Rússia e Japão em busca de uma empatia estratégica
Em 15 de abril, o Clube de Discussão Valdai e o Instituto de Assuntos Internacionais do Japão (JIIA) realizaram uma discussão online sobre mudanças estratégicas regionais e perspectivas para as relações bilaterais. O encontro, que reuniu os principais especialistas da área foi realizado em regime de portas fechadas.

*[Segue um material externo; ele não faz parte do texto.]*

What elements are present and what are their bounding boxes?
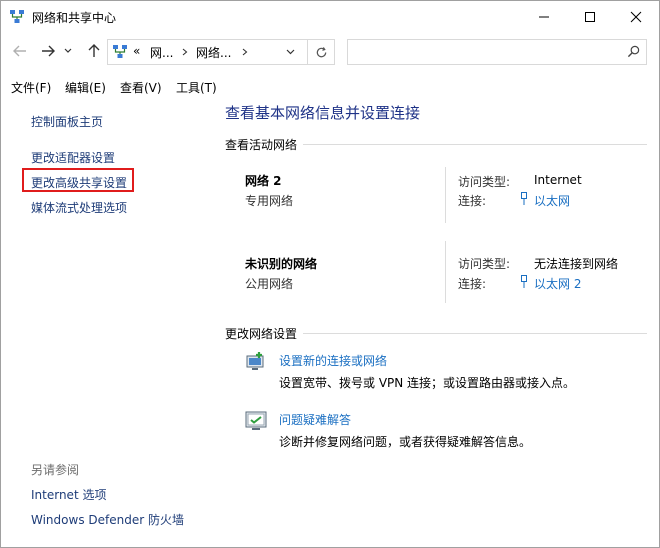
network-name: 网络 2 (245, 174, 282, 188)
breadcrumb-item[interactable]: 网... (150, 44, 173, 61)
chevron-right-icon (242, 48, 248, 56)
sidebar-item-media-streaming[interactable]: 媒体流式处理选项 (31, 199, 127, 216)
new-connection-icon (246, 352, 264, 370)
access-type-label: 访问类型: (458, 257, 511, 271)
menu-tools[interactable]: 工具(T) (176, 79, 217, 96)
menu-view[interactable]: 查看(V) (120, 79, 162, 96)
access-type-value: Internet (534, 173, 582, 187)
sidebar-item-control-panel-home[interactable]: 控制面板主页 (31, 113, 103, 130)
close-button[interactable] (613, 1, 659, 32)
left-panel: 控制面板主页 更改适配器设置 更改高级共享设置 媒体流式处理选项 另请参阅 In… (1, 97, 211, 547)
title-bar: 网络和共享中心 (1, 1, 659, 32)
section-divider (303, 144, 647, 145)
forward-arrow-icon (42, 45, 55, 57)
minimize-icon (539, 16, 549, 17)
ethernet-icon (521, 275, 527, 288)
window: 网络和共享中心 « 网... 网络... 文件(F) 编辑(E) 查看(V) 工… (0, 0, 660, 548)
see-also-firewall[interactable]: Windows Defender 防火墙 (31, 511, 184, 528)
chevron-down-icon[interactable] (286, 49, 295, 55)
vertical-divider (445, 167, 446, 223)
address-bar[interactable]: « 网... 网络... (107, 39, 335, 65)
access-type-label: 访问类型: (458, 175, 511, 189)
section-divider (303, 333, 647, 334)
network-profile-link[interactable]: 公用网络 (245, 275, 293, 292)
window-title: 网络和共享中心 (32, 11, 117, 25)
sidebar-item-advanced-sharing[interactable]: 更改高级共享设置 (31, 174, 127, 191)
connection-label: 连接: (458, 194, 487, 208)
refresh-button[interactable] (307, 40, 334, 64)
menu-bar: 文件(F) 编辑(E) 查看(V) 工具(T) (1, 73, 659, 97)
minimize-button[interactable] (521, 1, 567, 32)
menu-file[interactable]: 文件(F) (11, 79, 51, 96)
network-name: 未识别的网络 (245, 257, 318, 271)
connection-link[interactable]: 以太网 (534, 192, 570, 209)
refresh-icon (316, 46, 326, 57)
up-arrow-icon (88, 44, 100, 57)
close-icon (630, 11, 642, 22)
page-title: 查看基本网络信息并设置连接 (225, 104, 421, 122)
back-arrow-icon (13, 45, 26, 57)
active-networks-label: 查看活动网络 (225, 138, 298, 152)
menu-edit[interactable]: 编辑(E) (65, 79, 106, 96)
setup-connection-link[interactable]: 设置新的连接或网络 (279, 352, 387, 369)
troubleshoot-desc: 诊断并修复网络问题，或者获得疑难解答信息。 (279, 435, 532, 449)
recent-locations-button[interactable] (61, 40, 75, 62)
connection-link[interactable]: 以太网 2 (534, 275, 581, 292)
connection-label: 连接: (458, 277, 487, 291)
maximize-icon (585, 11, 595, 22)
search-icon (627, 45, 640, 58)
breadcrumb-overflow[interactable]: « (133, 44, 140, 58)
sidebar-item-change-adapter[interactable]: 更改适配器设置 (31, 149, 115, 166)
navigation-bar: « 网... 网络... (1, 32, 659, 72)
see-also-label: 另请参阅 (31, 463, 80, 477)
chevron-right-icon (182, 48, 188, 56)
setup-connection-desc: 设置宽带、拨号或 VPN 连接；或设置路由器或接入点。 (279, 376, 576, 390)
vertical-divider (445, 241, 446, 303)
troubleshoot-link[interactable]: 问题疑难解答 (279, 411, 351, 428)
network-center-icon (113, 45, 127, 58)
change-settings-label: 更改网络设置 (225, 327, 298, 341)
up-button[interactable] (83, 40, 105, 62)
maximize-button[interactable] (567, 1, 613, 32)
chevron-down-icon (64, 48, 72, 53)
access-type-value: 无法连接到网络 (534, 257, 619, 271)
troubleshoot-icon (245, 411, 267, 430)
network-center-icon (10, 10, 24, 23)
back-button[interactable] (9, 40, 31, 62)
forward-button[interactable] (37, 40, 59, 62)
network-profile-link[interactable]: 专用网络 (245, 192, 293, 209)
breadcrumb-item[interactable]: 网络... (196, 44, 231, 61)
search-input[interactable] (347, 39, 647, 65)
see-also-internet-options[interactable]: Internet 选项 (31, 486, 106, 503)
ethernet-icon (521, 192, 527, 205)
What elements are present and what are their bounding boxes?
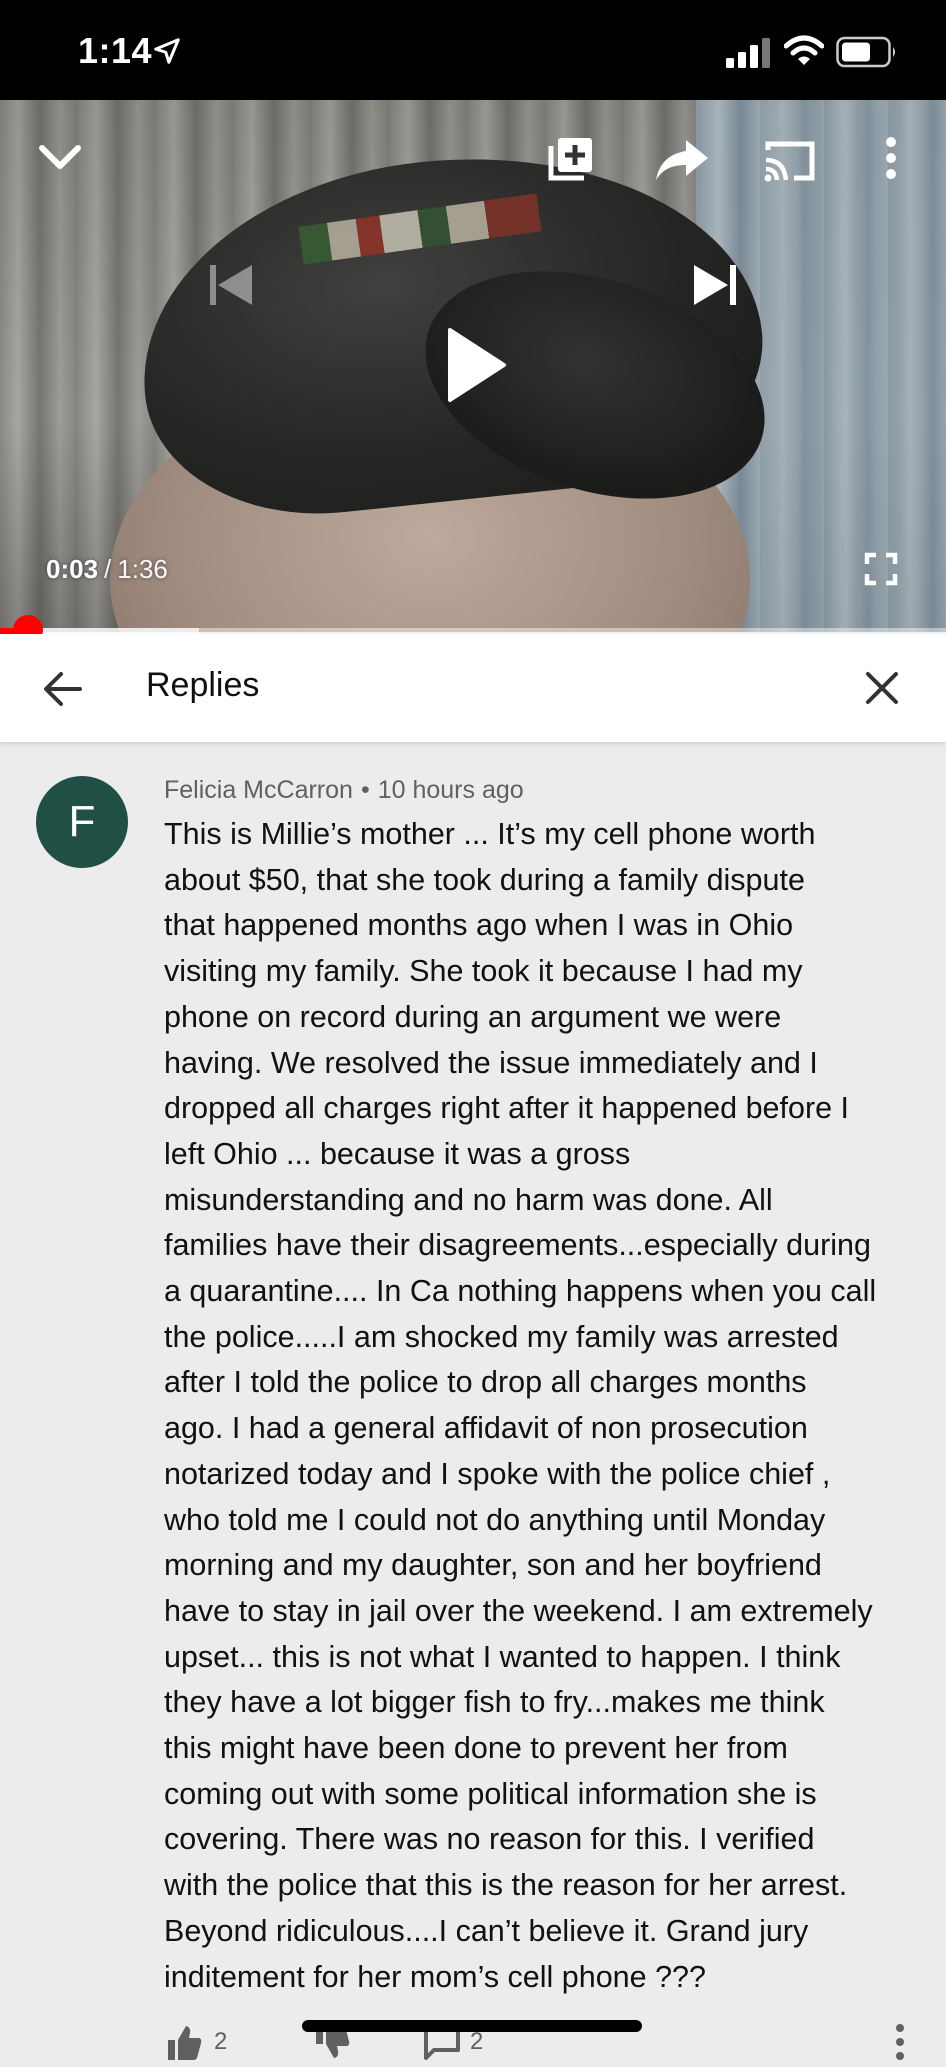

No ano passado, o governo de Shinzo Abe, que foi primeiro-ministro do Japão por um recorde de oito anos, renunciou. Sob sua supervisão, o Japão intensificou significativamente sua política externa, inclusive em relação à Rússia. Curiosamente, em meio ao crescente confronto entre a Rússia e o Ocidente, o Japão foi um dos poucos países alinhados ao mundo ocidental a manter uma disposição benevolente, ou pelo menos neutra, em relação a Moscou. Como os especialistas japoneses costumam notar, em 2014, Tóquio impôs sanções contra a Rússia (muito limitadas, pode-se dizer, apenas nominais) exclusivamente devido à pressão dos EUA. (Dito isso, mesmo aliados próximos dos EUA como Coréia do Sul e Israel se recusaram a impor quaisquer sanções contra a Rússia, então a solidariedade com sanções não é uma das regras absolutas do jogo na comunidade ocidental).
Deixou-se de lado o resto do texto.